Ein letztes Wort im Juli …

Herr Weil, heute mal ein Interview zu einem Schlagwort, mit dem ich ehrlich gesagt kaum etwas anfangen kann: Leitkultur.
Das geht mir ganz ähnlich.

Von der deutschen Leitkultur war ja in letzter Zeit wieder häufiger die Rede, auch nachdem Thomas de Maizière seine zehn Punkte dazu veröffentlicht hat. Ich habe mir diese zehn Punkte angesehen – und habe trotzdem nicht verstanden, was diese Leitkultur inhaltlich meint. Haben Sie eine Idee, was die CDU mit diesem Begriff verbindet?
Das Wort ist so eine Art Ungeheuer von Loch Ness der deutschen Politik: Es taucht etwa alle zwei Jahre auf, gerne vor Wahlen, geistert dann ein bisschen durch die Medien und taucht wieder ab. Ich habe, seit es diesen Begriff gibt, noch nie so ganz verstanden, um was es dabei im Kern eigentlich gehen soll. Aus meiner Sicht brauchen wir keinen diffusen Begriff „Leitkultur“. Wir haben ein Grundgesetz; das ist weit mehr als nur ein Organisationsstatut für den Staat, das Grundgesetz liefert eine Werteordnung. Und zu diesem Grundgesetz bekenne ich mich voll und ganz, ohne dass ich dazu einen solchen diffusen Begriff brauche.

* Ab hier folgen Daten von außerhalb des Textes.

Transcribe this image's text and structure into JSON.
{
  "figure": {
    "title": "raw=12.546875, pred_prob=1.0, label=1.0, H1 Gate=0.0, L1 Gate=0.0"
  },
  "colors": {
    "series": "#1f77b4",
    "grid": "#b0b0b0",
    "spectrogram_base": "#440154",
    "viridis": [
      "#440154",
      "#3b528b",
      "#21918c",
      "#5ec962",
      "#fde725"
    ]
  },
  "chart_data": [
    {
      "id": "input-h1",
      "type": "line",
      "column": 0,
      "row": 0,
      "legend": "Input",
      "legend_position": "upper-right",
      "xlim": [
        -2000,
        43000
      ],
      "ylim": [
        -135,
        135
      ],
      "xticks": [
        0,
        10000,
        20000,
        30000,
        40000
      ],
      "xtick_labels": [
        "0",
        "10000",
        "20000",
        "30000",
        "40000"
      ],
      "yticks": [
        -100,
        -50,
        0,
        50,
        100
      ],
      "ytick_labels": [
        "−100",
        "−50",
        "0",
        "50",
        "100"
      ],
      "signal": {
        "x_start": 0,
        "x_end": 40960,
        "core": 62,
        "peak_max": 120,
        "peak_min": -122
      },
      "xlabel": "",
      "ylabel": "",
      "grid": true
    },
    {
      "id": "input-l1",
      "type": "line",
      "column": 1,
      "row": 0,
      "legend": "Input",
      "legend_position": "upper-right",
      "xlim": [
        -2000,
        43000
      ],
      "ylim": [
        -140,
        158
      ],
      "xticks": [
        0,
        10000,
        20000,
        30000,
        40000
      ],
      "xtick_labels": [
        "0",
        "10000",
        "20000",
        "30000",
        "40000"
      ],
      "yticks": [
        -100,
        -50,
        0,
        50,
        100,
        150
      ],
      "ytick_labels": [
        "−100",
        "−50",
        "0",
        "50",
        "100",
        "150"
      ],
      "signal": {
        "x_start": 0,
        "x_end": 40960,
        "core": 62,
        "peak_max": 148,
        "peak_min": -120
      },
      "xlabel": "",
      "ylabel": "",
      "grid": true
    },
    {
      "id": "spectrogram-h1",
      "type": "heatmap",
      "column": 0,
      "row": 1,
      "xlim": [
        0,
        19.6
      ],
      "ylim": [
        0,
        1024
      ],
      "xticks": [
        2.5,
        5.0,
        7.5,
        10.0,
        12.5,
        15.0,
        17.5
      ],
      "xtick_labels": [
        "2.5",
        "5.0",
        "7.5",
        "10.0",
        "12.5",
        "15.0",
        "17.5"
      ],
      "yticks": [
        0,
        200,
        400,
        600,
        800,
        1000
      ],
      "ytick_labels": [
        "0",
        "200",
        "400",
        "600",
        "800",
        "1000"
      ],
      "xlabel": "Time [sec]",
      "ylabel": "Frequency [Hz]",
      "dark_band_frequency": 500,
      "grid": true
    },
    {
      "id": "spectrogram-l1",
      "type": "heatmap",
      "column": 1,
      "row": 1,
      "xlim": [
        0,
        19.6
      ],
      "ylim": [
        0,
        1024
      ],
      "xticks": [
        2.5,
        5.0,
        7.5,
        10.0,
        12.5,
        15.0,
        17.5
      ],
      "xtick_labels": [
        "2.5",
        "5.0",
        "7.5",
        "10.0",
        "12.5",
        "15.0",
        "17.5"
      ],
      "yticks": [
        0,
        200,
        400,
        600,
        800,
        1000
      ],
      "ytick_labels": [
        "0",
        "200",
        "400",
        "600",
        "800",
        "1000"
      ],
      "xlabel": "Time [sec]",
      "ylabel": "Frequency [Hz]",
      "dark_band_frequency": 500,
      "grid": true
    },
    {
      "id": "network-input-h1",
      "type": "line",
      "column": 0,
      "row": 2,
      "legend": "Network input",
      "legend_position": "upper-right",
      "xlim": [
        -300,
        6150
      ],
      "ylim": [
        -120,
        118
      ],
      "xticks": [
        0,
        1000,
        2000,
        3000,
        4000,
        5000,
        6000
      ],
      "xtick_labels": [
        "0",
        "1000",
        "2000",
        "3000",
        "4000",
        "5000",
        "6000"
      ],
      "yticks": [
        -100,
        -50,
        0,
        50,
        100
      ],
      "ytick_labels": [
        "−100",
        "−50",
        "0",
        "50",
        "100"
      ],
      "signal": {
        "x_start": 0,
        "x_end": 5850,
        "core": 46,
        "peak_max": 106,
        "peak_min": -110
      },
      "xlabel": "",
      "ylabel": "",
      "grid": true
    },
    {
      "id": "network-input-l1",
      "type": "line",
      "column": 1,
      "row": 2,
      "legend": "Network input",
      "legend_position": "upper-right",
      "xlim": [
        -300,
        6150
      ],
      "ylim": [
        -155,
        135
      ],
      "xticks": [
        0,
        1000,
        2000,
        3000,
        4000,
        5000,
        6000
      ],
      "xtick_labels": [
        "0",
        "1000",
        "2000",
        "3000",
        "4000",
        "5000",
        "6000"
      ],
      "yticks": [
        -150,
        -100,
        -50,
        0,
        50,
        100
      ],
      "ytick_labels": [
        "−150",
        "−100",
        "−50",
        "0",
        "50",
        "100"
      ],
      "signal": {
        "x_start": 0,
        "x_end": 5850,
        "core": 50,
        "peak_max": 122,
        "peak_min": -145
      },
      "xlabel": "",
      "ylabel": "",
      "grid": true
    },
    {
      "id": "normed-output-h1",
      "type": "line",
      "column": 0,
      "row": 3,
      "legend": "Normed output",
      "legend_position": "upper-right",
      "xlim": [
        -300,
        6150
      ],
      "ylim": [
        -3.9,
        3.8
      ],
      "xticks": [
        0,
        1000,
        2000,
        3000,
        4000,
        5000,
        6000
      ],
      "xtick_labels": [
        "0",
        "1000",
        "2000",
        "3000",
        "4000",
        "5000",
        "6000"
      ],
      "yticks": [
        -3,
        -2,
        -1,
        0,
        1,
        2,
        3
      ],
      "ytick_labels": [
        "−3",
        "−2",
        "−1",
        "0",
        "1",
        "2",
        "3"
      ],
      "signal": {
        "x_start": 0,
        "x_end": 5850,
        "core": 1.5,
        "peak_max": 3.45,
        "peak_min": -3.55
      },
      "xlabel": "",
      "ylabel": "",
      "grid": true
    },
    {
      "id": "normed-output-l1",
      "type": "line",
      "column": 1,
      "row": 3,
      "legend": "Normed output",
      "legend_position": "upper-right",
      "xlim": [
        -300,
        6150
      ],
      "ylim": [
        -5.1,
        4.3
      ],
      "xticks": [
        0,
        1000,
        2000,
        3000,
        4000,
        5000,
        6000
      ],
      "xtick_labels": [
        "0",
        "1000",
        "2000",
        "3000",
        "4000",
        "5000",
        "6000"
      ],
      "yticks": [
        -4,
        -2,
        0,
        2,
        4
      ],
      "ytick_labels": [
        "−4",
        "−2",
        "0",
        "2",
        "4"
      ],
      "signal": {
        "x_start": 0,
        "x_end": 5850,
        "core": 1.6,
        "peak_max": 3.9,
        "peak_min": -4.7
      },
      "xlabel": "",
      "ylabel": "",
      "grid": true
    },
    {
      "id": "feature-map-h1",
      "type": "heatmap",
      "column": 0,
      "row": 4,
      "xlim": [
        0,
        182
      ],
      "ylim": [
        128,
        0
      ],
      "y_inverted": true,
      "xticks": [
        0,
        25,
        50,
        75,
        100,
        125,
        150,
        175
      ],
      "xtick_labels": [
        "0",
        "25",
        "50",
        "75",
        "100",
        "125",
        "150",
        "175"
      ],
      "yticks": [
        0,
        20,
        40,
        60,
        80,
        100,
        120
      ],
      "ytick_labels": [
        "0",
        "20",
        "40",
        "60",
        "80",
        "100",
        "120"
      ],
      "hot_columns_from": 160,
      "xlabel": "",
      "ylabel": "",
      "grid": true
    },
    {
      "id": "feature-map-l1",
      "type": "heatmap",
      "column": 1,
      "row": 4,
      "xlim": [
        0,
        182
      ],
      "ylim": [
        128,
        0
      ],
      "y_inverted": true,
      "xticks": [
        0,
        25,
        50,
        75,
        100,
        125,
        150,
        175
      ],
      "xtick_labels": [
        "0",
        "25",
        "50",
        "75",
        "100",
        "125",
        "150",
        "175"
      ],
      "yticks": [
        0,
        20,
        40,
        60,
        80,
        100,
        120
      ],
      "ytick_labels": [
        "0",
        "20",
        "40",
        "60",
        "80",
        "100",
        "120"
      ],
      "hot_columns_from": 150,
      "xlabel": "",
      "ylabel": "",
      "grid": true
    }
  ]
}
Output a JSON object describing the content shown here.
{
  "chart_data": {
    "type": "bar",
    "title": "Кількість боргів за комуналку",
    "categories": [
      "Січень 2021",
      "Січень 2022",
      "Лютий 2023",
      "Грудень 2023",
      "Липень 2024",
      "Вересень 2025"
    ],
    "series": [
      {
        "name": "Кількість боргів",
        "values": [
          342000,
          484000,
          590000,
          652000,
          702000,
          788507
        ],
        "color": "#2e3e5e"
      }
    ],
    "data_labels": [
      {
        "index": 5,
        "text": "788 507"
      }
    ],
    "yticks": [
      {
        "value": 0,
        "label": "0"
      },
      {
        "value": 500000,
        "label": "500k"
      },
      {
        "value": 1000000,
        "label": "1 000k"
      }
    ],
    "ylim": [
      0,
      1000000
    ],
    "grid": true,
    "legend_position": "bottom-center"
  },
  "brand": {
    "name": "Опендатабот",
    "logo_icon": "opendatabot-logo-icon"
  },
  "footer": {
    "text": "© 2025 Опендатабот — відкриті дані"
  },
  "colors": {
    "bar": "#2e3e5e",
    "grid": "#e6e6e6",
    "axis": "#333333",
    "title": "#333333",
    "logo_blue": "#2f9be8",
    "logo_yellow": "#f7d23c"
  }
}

Diffus ist ein gutes Stichwort. „Über Sprache, Verfassung und Achtung der Grundrechte hinaus gibt es etwas, was uns im Innersten zusammenhält, was uns ausmacht und was uns von anderen unterscheidet“, schreibt de Maizière. Von wem? Das habe ich mich gefragt. Wer sind diese anderen? Ich unterscheide mich von jedem anderen Menschen in meiner Nachbarschaft, klar. Aber im Grunde unterscheidet mich doch gar nichts von anderen.
Das sehe ich ähnlich, ich weiß nicht, worin beispielsweise der wesentliche Unterschied zwischen einem Niedersachsen und einem Dänen bestehen soll. Es gibt natürlich unterschiedliche Ausprägungen im Lebensstil. Es gibt unterschiedliche Kulturen, das ist völlig unstrittig, aber letztlich sind wir alle Menschen, die von der Kultur anderer auch etwas in ihre eigene aufnehmen. Zum Beispiel kenne ich viele Deutsche, die sehr gerne Pizza und Pasta essen und nicht nur Hackbraten mit Kartoffeln mögen. Kulturen vermischen sich, was viele Vorteile mit sich bringen kann. Gut ist es immer, wenn man voneinander profitiert und sich das Gute voneinander abschaut. Ich halte es dagegen für nicht gut, wenn Kulturen unbeeinflusst voneinander eng nebeneinander existieren, denn dann haben wir es am Ende nicht mehr mit einer Gesellschaft zu tun, sondern mit mehreren.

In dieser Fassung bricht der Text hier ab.